Clearly, e-learning teachers have to be well versed in online tools, but this type of teaching isn't solely about technology, says Tremblay. Whether delivered in a classroom or via an online learning module, a lecture can be equally compelling - or dreary. Tremblay says that it's up to the teacher, whatever the form of course delivery, to ensure that "students become involved in their learning."

In e-learning, as in the classroom, the teacher is still at the centre. Practising teachers write the courses, and the individual delivering any e-learning course offered through an Ontario school board must be a qualified Ontario teacher. That's the way it should be, states Slack. "The delivery method is different, but teaching is teaching."

She adds that in school settings, where supervision is required for e-learning, on-site teachers also help to ensure that learners are engaged.

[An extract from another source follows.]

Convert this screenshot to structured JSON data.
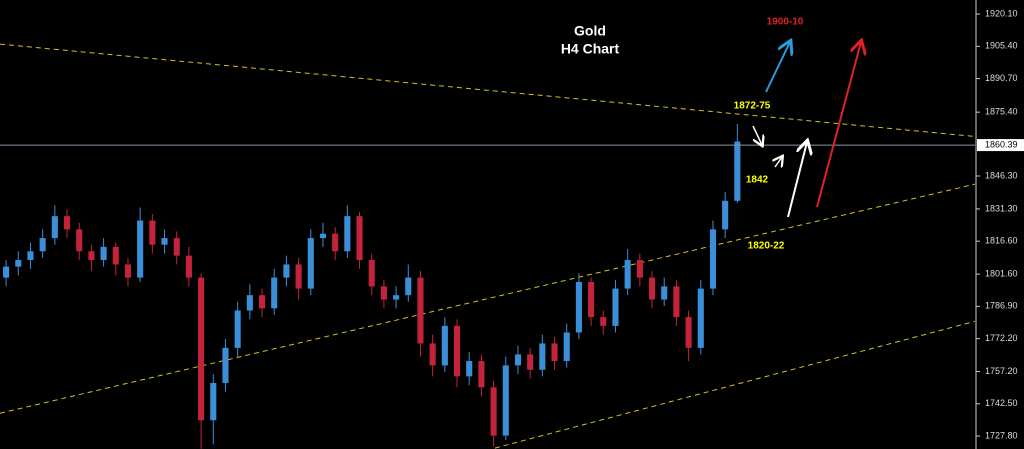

Qualities that define best teaching

E-learning may make distinct teaching demands in terms of the schedule and the way of tracking student progress and providing needed help. But the qualities that define the best teachers are the same, says Rob Switzer, OCT, District E-Learning Co-ordinator for the Limestone DSB.

"Being flexible, accommodating different learning styles, providing feedback in a timely fashion and setting students up to be successful - that's what good teachers do in a classroom and what good teachers do online," says Switzer.


Perry Cavarzan, a District E-Learning Co-ordinator for the Ministry of Education and Secondary Program Co-ordinator at the Simcoe Muskoka Catholic DSB, says online offerings can broaden course choices for students who wouldn't otherwise have access.

E-learning teachers start with material developed by the Ministry of Education - just like classroom teachers - and still have the flexibility to modify content and the responsibility to motivate students, says Kirsten Elvestad, OCT, Student Success Administrator at DSB Ontario North East.

"You're not just a marker, you're still a teacher," says Elvestad, whose board offers 19 e-learning options. "Your job is to keep your students engaged."

Slack, who taught high school for 25 years and spent two years with the Ontario Ministry of Education helping to launch its e-learning strategy, agrees that the teacher-student relationship is the focus. "These courses are taught by a teacher who is online with them and available.

The student who sits at the back of the class and doesn't say anything - that doesn't happen in e-learning.

"A lot of e-learning teachers say that they know their online students even better than students in the classroom," says Slack. "The student who sits at the back of the class and doesn't say anything - that doesn't happen in e-learning. There are discussions all the way through."

The feedback Lupton offers is intensive. She feels it is more than what she gives in a traditional class. The nature of an online course not only encourages students to participate, she says, it lets them feel highly comfortable doing so.

Lupton knows that "there's no replacement for face-to-face contact." E-learning is not for everyone, nor will it (or should it) be a routine alternative to the live classroom.

Yet, students can still feel plugged in to their learning via online courses, says MacNeil-Verbakel. What's gratifying, she adds, is that "first and foremost, it's about the teacher's connection with the student.

"And students still feel that connection."